There She Goes

The Pile

For several weeks now, we’ve been building this pile. These boxes are filled with the things Sophia will need in her new apartment. Not including the black table on which the boxes are stacked and the now-defunct TV on the right, this is her new life.

Tim expects me to be emotional when we drop her off. He may be right. But for now, my only emotion is excitement. She’s going back to her independence, back to a life she builds herself, back to the process of opening up the world and seeing what it holds for her.

We’ve been working for a couple of weeks on cooking tips, and she’s got some meals ready to prepare. She’s registered for classes and has made arrangements for transportation to campus. She’s as ready as she’ll ever be. I prepared a box of pantry items for her, something I never got to do for my sons (who are, I am certain, eating Kraft Dinner with ketchup for every meal *shudder*), and have helped her think through kitchen accessibility tools.

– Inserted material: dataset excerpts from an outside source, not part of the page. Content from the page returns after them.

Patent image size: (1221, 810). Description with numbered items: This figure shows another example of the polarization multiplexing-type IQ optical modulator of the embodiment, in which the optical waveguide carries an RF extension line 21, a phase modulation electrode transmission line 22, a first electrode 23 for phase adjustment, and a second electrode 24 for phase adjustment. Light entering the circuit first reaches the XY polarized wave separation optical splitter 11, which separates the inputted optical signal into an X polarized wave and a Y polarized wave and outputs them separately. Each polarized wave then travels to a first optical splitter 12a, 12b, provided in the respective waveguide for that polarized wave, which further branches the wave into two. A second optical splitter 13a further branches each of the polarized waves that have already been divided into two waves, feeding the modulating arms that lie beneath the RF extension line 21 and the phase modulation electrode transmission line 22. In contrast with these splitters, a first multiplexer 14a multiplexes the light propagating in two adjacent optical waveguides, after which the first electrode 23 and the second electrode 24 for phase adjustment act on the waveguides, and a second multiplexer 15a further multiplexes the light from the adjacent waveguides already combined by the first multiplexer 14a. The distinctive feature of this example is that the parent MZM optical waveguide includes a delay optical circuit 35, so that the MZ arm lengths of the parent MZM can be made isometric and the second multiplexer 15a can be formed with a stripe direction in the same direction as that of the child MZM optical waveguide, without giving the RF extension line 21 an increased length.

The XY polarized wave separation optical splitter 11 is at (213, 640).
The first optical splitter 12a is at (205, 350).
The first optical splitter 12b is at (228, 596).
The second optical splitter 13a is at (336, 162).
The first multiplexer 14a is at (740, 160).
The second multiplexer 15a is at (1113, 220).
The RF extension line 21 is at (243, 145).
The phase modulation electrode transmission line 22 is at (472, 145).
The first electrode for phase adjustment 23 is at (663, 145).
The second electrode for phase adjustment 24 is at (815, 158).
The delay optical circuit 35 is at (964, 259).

Will I freak out later? Maybe. Most of my Sophia-related freakouts have to do with her wheelchair tipping over on a curb, not household-related things. She’s been preparing food for herself in some capacity for a long time, and I’m certain she’ll do fine.

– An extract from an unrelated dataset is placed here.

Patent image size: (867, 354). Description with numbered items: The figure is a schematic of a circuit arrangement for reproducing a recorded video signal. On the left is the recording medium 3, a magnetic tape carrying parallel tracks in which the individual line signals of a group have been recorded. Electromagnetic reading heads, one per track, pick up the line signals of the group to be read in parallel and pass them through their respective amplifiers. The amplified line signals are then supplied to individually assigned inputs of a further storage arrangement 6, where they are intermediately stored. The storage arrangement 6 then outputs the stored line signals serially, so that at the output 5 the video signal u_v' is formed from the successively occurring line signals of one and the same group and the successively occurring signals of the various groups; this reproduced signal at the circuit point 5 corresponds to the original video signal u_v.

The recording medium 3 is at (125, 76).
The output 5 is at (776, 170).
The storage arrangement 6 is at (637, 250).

My overwhelming feeling for her is pride. This girl is *fearless*, and that serves her well in this world of overwhelming obstacles. That strong-willed girl I raised has turned into a fierce advocate for herself and others. She’s a battler, a champion for doing and saying the right thing. Yes, she likes to have fun (just like my mother, the party girl), but when it comes time to work, she puts her head down and accomplishes the task. Like all of us, she’s got things to figure out, levels to reach on her own best practices, and thousands of miles of unexplored roads of her own personality. She’s nowhere near finished developing into the person she’ll become.

But for this step, for the moment when she steps up to the task of taking care of herself day to day so she won’t die from cold and hunger, she’s got this. Watch her go.

2 thoughts on “There She Goes

  1. Obviously, my kids are a bit younger . . . . but I truly hope I’m of the same mind that you are, when it’s time for CJ & Leila to branch out on their own. First day of kindergarten, CJ gave me a hug and went off to play with Legos — ready to move to whatever we want to call his “next aspect of life.” And I felt a bit of pride.

    Emotion came later, for sure. Heck, I was mostly useless, all day — but the first emotion was “he is assured of himself enough that he able to just say bye”.

    I pray I’m as assured as you are, when my kids meet a similar stage of their life 🙂

    • well…I cried most of the day Sunday, so my emotion came later too. Didn’t even see it coming, and it totally kicked my ass. I know it’s all going to be fine, and she’ll find her life on her own, and I’ll find my life on my own (sans children), but that separation is painful. She didn’t have to live through the trauma of me hearing me sob into a pillow all day, so that’s good.